Вдруг одна мысль поразила ее. Возможно ли теперь, когда в ней достигло огромной силы то, что прежде бродило в виде незрелого протеста, возможно ли теперь скрыть эту кипящую злобу? Ведь Фридрих хитер и проницателен. Может быть, он сейчас читает в ее душе, и в то время, как она полагает, что сумеет притвориться, на самом деле это он будет играть с ней в жуткие «кошки-мышки». А потом, когда она станет считать часы до освобождения, он прихлопнет ее.

Холодный пот выступил у нее на лбу. Эта мысль оказалась неотразимой. Противоядия против нее не существовало.

— Что же вы молчите? — заговорил снова Фридрих. — Неужели вам требуется столько времени, чтобы обдумать свей откровенный рассказ? — Он насмешливо подчеркнул слово «откровенный».

Барберине почудилось, что за неприкрытой усмешкой короля кроется знание ее ненависти к нему, к Шицу к зловонным казематам, ко всему, что служит опорой свирепых и бездушных порядков Пруссии.

Это лишило ее твердости. Она не в силах была дольше выдержать.

И, чувствуя, что все потеряно, и находя в этом какое-то жуткое удовлетворение, она ринулась очертя голову в страшившую ее бездну. Она кричала, не чувствуя себя и не узнавая своего голоса. Она выплевывала в лицо Фридриху все обиды, которые перенесла или свидетелями которых являлась; она придумывала самые язвительные слова для изображения подлости тюремщиков, для характеристики господствующей повсюду жестокости и несправедливости.

Король сидел с напряженным лицом, не сводя глаз с Барберины. Один только раз, когда Гоцковский попытался что-то сказать, он движением руки остановил его. Внезапно Барберина закашлялась и, махнув рукой, замолчала. В комнате воцарилось тяжелое молчание. Фридрих шумно выдохнул воздух, позвонил и, указывая на Барберину, стоявшую с повисшей головой, кратко распорядился:

— Уведите.

Когда дверь за Барбериной закрылась, он сказал, пожимая плечами:

— Мне очень жаль, Гоцковский, что так вышло, но теперь ей не будет пощады… Пусть пеняет на себя.

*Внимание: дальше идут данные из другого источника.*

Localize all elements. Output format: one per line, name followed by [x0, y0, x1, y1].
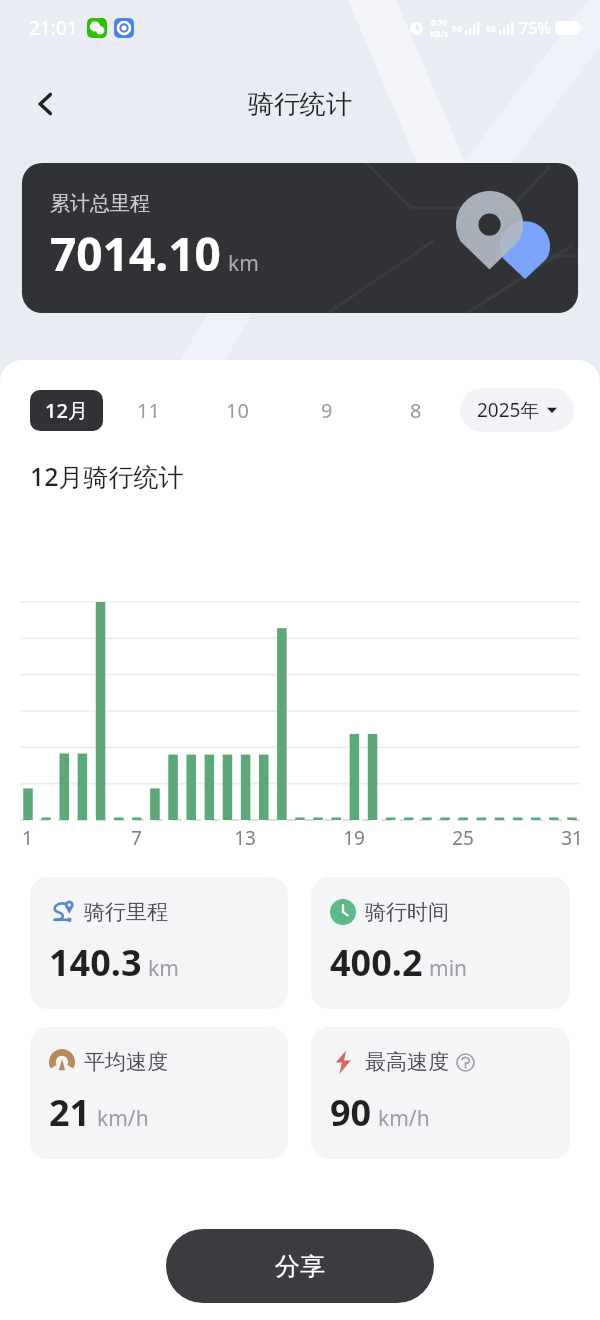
staticText: 8 [410, 397, 422, 424]
staticText: 2025年 [477, 397, 540, 423]
staticText: 1 [22, 825, 33, 861]
button[interactable]: 2025年 [460, 388, 574, 432]
button[interactable]: 骑行时间 [311, 877, 570, 1009]
staticText: 平均速度 [84, 1049, 168, 1075]
staticText: 25 [452, 825, 474, 861]
staticText: 10 [226, 397, 249, 424]
button[interactable]: 平均速度 [30, 1027, 288, 1159]
staticText: min [429, 954, 468, 983]
staticText: 累计总里程 [50, 191, 150, 216]
staticText: 21 [49, 1088, 91, 1137]
staticText: 19 [343, 825, 365, 861]
staticText: 5G [452, 23, 463, 34]
staticText: 21:01 [29, 15, 78, 41]
button[interactable]: 累计总里程 [22, 163, 578, 313]
button[interactable]: 11 [103, 397, 193, 424]
staticText: 最高速度 [365, 1049, 449, 1075]
staticText: 11 [137, 397, 160, 424]
staticText: km [148, 954, 179, 983]
button[interactable]: 9 [282, 397, 371, 424]
staticText: 7014.10 [50, 222, 221, 285]
staticText: 90 [330, 1088, 372, 1137]
button[interactable]: 分享 [166, 1229, 434, 1303]
button[interactable]: 骑行里程 [30, 877, 288, 1009]
staticText: 13 [234, 825, 256, 861]
staticText: 分享 [275, 1251, 325, 1282]
staticText: km/h [97, 1104, 149, 1133]
staticText: 9 [321, 397, 333, 424]
staticText: 31 [561, 825, 583, 861]
button[interactable]: 8 [371, 397, 460, 424]
staticText: 5G [486, 23, 497, 34]
staticText: 0.70 [431, 17, 447, 28]
staticText: 骑行时间 [365, 899, 449, 925]
staticText: km/h [378, 1104, 430, 1133]
staticText: KB/s [430, 28, 448, 39]
button[interactable]: 10 [193, 397, 282, 424]
button[interactable]: 12月 [30, 390, 103, 431]
staticText: km [228, 249, 259, 278]
staticText: 12月骑行统计 [30, 459, 184, 493]
staticText: 400.2 [330, 938, 423, 987]
button[interactable]: 最高速度 [311, 1027, 570, 1159]
staticText: 骑行里程 [84, 899, 168, 925]
staticText: 骑行统计 [248, 88, 352, 121]
staticText: 140.3 [49, 938, 142, 987]
staticText: 12月 [45, 397, 88, 424]
button[interactable]: Back [20, 78, 72, 130]
staticText: 75% [519, 17, 551, 39]
staticText: 7 [131, 825, 142, 861]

Гоцковский молчал, и это привело Фридриха в раздражение.

— Мне сейчас не до жалости! — вскричал он. — Я сам еле живу. Каждый сноп соломы, который доходит до меня, каждый транспорт рекрутов или денег становится либо подачкой, брошенной мне врагами из милости, либо доказательством их нерадивости. Если положение дел в Европе не изменится, нам скоро нечего будет противопоставить противникам.

— Но ведь смерть этой девушки не принесет вам пользы, — осторожно заметил купец.

— Сентименты! Что мне до ее жизни! Что мне до вас всех! Эти проклятые русские! Если хотите знать, с моей стороны почти глупо еще существовать.

Он повернулся спиной к Гоцковскому и вышел, хлопнув дверью с такой силой, что стекла в окнах жалобно зазвенели.